Podiumsdiskussion
Politkrimi – auch Literatur mit Niveau!

Politkrimi – auch Literatur mit Niveau!
Politkrimi – auch Literatur mit Niveau! | © Mehmet Arslan Güven

Das Goethe-Institut Ankara hat eine Podiumsdiskussion zum politischen Krimi veranstaltet, bei der Beispiele aus der Türkei und Deutschland miteinander verglichen wurden. Der Krimiautor Wolfgang Schorlau und die Literaturkritikerin Sevin Okyay führten eine inspirierende Diskussion.

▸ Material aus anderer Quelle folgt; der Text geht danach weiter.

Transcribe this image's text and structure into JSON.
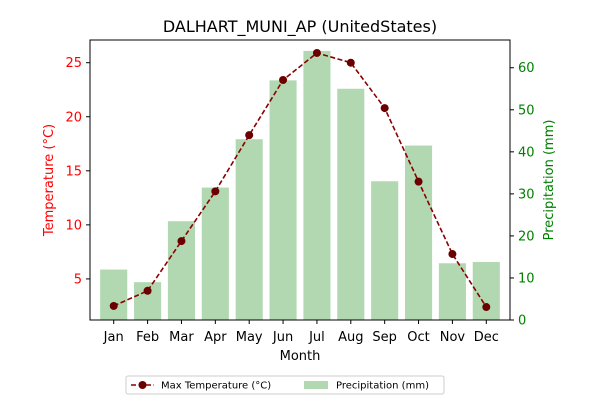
{
  "chart_data": {
    "type": "bar+line",
    "title": "DALHART_MUNI_AP (UnitedStates)",
    "xlabel": "Month",
    "ylabel_left": "Temperature (°C)",
    "ylabel_right": "Precipitation (mm)",
    "categories": [
      "Jan",
      "Feb",
      "Mar",
      "Apr",
      "May",
      "Jun",
      "Jul",
      "Aug",
      "Sep",
      "Oct",
      "Nov",
      "Dec"
    ],
    "ylim_left": [
      1.2,
      27.1
    ],
    "yticks_left": [
      5,
      10,
      15,
      20,
      25
    ],
    "ylim_right": [
      0,
      66.6
    ],
    "yticks_right": [
      0,
      10,
      20,
      30,
      40,
      50,
      60
    ],
    "grid": false,
    "legend_position": "bottom-center",
    "series": [
      {
        "name": "Max Temperature (°C)",
        "kind": "line",
        "axis": "left",
        "values": [
          2.5,
          3.9,
          8.5,
          13.1,
          18.3,
          23.4,
          25.9,
          25.0,
          20.8,
          14.0,
          7.3,
          2.4
        ]
      },
      {
        "name": "Precipitation (mm)",
        "kind": "bar",
        "axis": "right",
        "values": [
          12.0,
          9.0,
          23.5,
          31.5,
          43.0,
          57.0,
          64.0,
          55.0,
          33.0,
          41.5,
          13.5,
          13.8
        ]
      }
    ],
    "colors": {
      "line": "#8b0000",
      "marker": "#6b0000",
      "bar": "#b2d8b2",
      "left_axis": "#ff0000",
      "right_axis": "#008000"
    }
  }
}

Von Tanıl Bora, Schriftsteller, Übersetzer und Verleger

Lange sind die Zeiten vorbei, in denen der Krimi nicht zur “hohen” Literatur zählte. Heutzutage können auch Krimiautorinnen und Krimiautoren ohne Weiteres nicht nur zu den Bestsellern, sondern auch zu den geachteten Literaten und Literatinnen zählen. Mehr noch: Die Literaturgattung Kriminalroman hat selbst begonnen, sich in Untergattungen auszudifferenzieren, die jeweils einen spezifischen Leserkreis haben. In der deutschsprachigen Kriminalliteratur können zum Beispiel Nischenserien wie der Ruhr-Krimi oder der Fußballkrimi problemlos existieren.
 
Auch der Politkrimi ist eine solche Untergattung, die immer mehr gedeiht. Man kann sogar sagen, dass sie zu weit verbreitet und populär ist, um sie noch als Nische zu bezeichnen. Der große Erfolg von Wolfgang Schorlau, dessen Themen und “Fälle” eindeutig politisch sind, reicht hierfür schon als Nachweis aus.
 
Wolfgang Schorlau sieht die Kriminalliteratur als eine Möglichkeit, politische und soziale Probleme zu thematisieren, für diese zu sensibilisieren und hierzu eine Diskussion zu führen. Selbstverständlich unter Voraussetzung, dass hierunter nicht der literarische Anspruch leidet. Vielleicht können wir sogar sagen: Für diejenigen, die Politik “langweilig” oder “zu ernst” finden, kann der Krimi, als vergleichsweise gut lesbare Literatur, ein einfacherer und attraktiverer Weg sein, sich mit ernsten und “schwer verdaulichen” Problemen zu beschäftigen. Im spannungsgeladenen Kosmos des Krimis können einige politische Machtspiele und Interessenskonflikte mit lebendigen Bildern konkretisiert werden. 
 
Ein klares Zeichen dafür, dass der Krimi auch in der türkischen Literatur seine Reife unter Beweis gestellt hat, ist die Tatsache, dass einer der meistgelesensten und hochgeschätzten Autoren, Ahmet Ümit, ein Kriminalschriftsteller ist. Und hatte nicht auch Emrah Serbes, einer der spannendsten Literaten der jüngeren Generation, mit Kriminalromanen angefangen (“Behzat Ç.”, der auch für eine lange TV-Serie Pate stand)? Und es gibt noch eine Reihe anderer Autorinnen und Autoren, die sich in dieser Gattung haben durchsetzen können oder Hoffnungsträger sind.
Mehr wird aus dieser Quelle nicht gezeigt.